Ameen M, Lazzarino D A, Kelly B M, Gabel C A, Chang P L
Department of Pediatrics, McMaster University, Ontario, Canada.
Mol Cell Biochem. 1990 Feb 9;92(2):117-27. doi: 10.1007/BF00218129.
Deficient arylsulfatase-A activity is diagnostic of a neurodegenerative human lysosomal storage disease, metachromatic leukodystrophy. Paradoxically, similar enzyme deficiency also occurs in normal individuals, who are known as being pseudo arylsulfatase-A deficient. We showed previously that this phenotype is associated with a structural gene mutation that produces an exceptionally labile enzyme. We now report on the nature and consequence of this mutation. When the mutant arylsulfatase-A is deglycosylated by endoglycosidase H, only one smaller molecular species was generated, instead of the two from the normal enzyme. This is consistent with the loss of one of the two N-linked oligosaccharide side chains known to be present on the wild-type enzyme. Quantitative analysis of mannose and leucine incorporation showed that the mutant enzyme incorporated two- to tenfold less mannose than the normal enzyme on a molar basis. This deficient glycosylation was specific to arylsulfatase-A. Another lysosomal enzyme not affected in this mutation, beta-hexosaminidase, was glycosylated normally in the mutant cells. The remaining single oligosaccharide side chain released from the mutant arylsulfatase-A by pronase digestion was normally processed to complex and high-mannose forms. However, the high-mannose side chains contained 30% fewer phosphorylated residues than those of the normal enzyme. Nevertheless, this reduced level of phosphorylation did not prevent targeting of the mutant enzyme to the lysosomes, a process normally mediated through phosphorylated mannose residues. In conclusion, pseudo arylsulfatase-A deficiency is a unique human mutation associated with reduced glycosylation and phosphorylation of a lysosomal enzyme with the loss of one of the two carbohydrate side chains. The mutation results in greatly reduced enzyme stability, thus indicating a role for oligosaccharides in maintaining enzyme stability within the degradative environment of the lysosomes. However, the residual catalytic activity or subcellular targeting of the mutant enzyme was not affected. These properties probably account for the benign clinical presentation of pseudo arylsulfatase-A deficiency.

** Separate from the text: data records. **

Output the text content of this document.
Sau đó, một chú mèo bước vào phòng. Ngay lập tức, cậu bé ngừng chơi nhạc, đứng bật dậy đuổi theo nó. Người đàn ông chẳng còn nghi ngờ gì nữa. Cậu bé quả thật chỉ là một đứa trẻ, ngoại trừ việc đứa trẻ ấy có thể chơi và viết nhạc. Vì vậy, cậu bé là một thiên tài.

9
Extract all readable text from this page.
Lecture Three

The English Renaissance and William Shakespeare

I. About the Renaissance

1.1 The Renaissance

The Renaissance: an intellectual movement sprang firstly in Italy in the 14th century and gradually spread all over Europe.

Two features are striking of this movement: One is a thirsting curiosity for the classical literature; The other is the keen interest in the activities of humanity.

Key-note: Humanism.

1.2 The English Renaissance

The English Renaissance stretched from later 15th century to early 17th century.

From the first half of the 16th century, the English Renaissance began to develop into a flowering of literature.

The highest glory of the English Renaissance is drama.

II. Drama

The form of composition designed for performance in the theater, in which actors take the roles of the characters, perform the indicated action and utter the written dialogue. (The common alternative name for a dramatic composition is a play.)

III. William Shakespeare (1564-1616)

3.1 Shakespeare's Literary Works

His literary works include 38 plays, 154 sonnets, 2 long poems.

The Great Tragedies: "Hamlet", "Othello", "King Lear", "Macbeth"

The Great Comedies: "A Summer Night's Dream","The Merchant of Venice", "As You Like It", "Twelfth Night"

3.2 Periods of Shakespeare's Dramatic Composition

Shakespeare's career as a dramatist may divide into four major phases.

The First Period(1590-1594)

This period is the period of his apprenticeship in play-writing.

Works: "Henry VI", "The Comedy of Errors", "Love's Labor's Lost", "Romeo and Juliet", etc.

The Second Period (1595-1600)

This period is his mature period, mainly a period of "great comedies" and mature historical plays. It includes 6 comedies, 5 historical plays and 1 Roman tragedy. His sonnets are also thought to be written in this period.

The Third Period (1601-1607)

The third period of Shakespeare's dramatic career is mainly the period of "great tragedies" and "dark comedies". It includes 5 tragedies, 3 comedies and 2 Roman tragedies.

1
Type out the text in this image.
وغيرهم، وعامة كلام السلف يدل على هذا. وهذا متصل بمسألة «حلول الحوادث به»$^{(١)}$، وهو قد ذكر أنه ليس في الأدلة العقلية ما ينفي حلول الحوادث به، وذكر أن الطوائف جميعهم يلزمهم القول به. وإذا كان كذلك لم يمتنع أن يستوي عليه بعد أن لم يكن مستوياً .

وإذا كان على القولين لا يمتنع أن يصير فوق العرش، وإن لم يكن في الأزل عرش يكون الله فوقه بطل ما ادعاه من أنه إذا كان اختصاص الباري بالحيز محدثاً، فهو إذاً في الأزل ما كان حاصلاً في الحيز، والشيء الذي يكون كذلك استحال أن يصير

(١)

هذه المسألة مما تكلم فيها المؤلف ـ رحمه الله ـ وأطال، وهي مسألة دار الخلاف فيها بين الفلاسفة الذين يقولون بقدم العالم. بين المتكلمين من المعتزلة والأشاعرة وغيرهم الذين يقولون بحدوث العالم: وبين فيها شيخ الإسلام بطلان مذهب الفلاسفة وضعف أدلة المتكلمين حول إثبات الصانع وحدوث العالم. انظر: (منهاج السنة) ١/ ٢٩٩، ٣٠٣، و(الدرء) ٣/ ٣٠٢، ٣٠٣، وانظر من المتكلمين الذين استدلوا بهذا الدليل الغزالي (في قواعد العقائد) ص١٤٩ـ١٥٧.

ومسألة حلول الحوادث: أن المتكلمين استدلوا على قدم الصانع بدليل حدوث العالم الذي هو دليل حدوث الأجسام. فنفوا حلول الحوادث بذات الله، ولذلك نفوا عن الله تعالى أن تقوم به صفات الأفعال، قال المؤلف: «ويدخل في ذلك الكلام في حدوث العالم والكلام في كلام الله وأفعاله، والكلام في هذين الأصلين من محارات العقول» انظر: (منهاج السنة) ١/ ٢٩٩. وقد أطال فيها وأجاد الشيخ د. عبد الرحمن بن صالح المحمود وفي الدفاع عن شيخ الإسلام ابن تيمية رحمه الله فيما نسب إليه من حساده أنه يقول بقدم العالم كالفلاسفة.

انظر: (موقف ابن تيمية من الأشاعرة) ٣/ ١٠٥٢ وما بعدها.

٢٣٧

芳基硫酸酯酶A活性缺乏是人类神经退行性溶酶体贮积病——异染性脑脑脑营养不良症的诊断依据。矛盾的是,正常个体中也会出现类似的酶缺乏情况,这些个体被称为假性芳基硫酸酯酶A缺乏者。我们之前表明,这种表型与一种导致酶异常不稳定的结构基因突变有关。我们现在报告这种突变的性质和后果。当突变型芳基硫酸酯酶A被内切糖苷酶H去糖基化时,只产生了一种较小的分子形式,而正常酶会产生两种。这与野生型酶已知存在的两个N - 连接寡糖侧链之一的缺失一致。对甘露糖和亮氨酸掺入的定量分析表明,突变型酶在摩尔基础上掺入的甘露糖比正常酶少两到十倍。这种糖基化缺陷是芳基硫酸酯酶A特有的。另一种在该突变中不受影响的溶酶体酶——β - 己糖胺酶,在突变细胞中糖基化正常。经链霉蛋白酶消化从突变型芳基硫酸酯酶A释放的剩余单个寡糖侧链通常被加工成复合和高甘露糖形式。然而,高甘露糖侧链中的磷酸化残基比正常酶少30%。尽管如此,这种磷酸化水平的降低并没有阻止突变型酶靶向溶酶体,这一过程通常是通过磷酸化的甘露糖残基介导的。总之,假性芳基硫酸酯酶A缺乏是一种独特的人类突变,与溶酶体酶的糖基化和磷酸化减少以及两个碳水化合物侧链之一的缺失有关。该突变导致酶稳定性大大降低,从而表明寡糖在维持溶酶体降解环境中酶的稳定性方面发挥作用。然而,突变型酶的残余催化活性或亚细胞靶向不受影响。这些特性可能解释了假性芳基硫酸酯酶A缺乏的良性临床表现。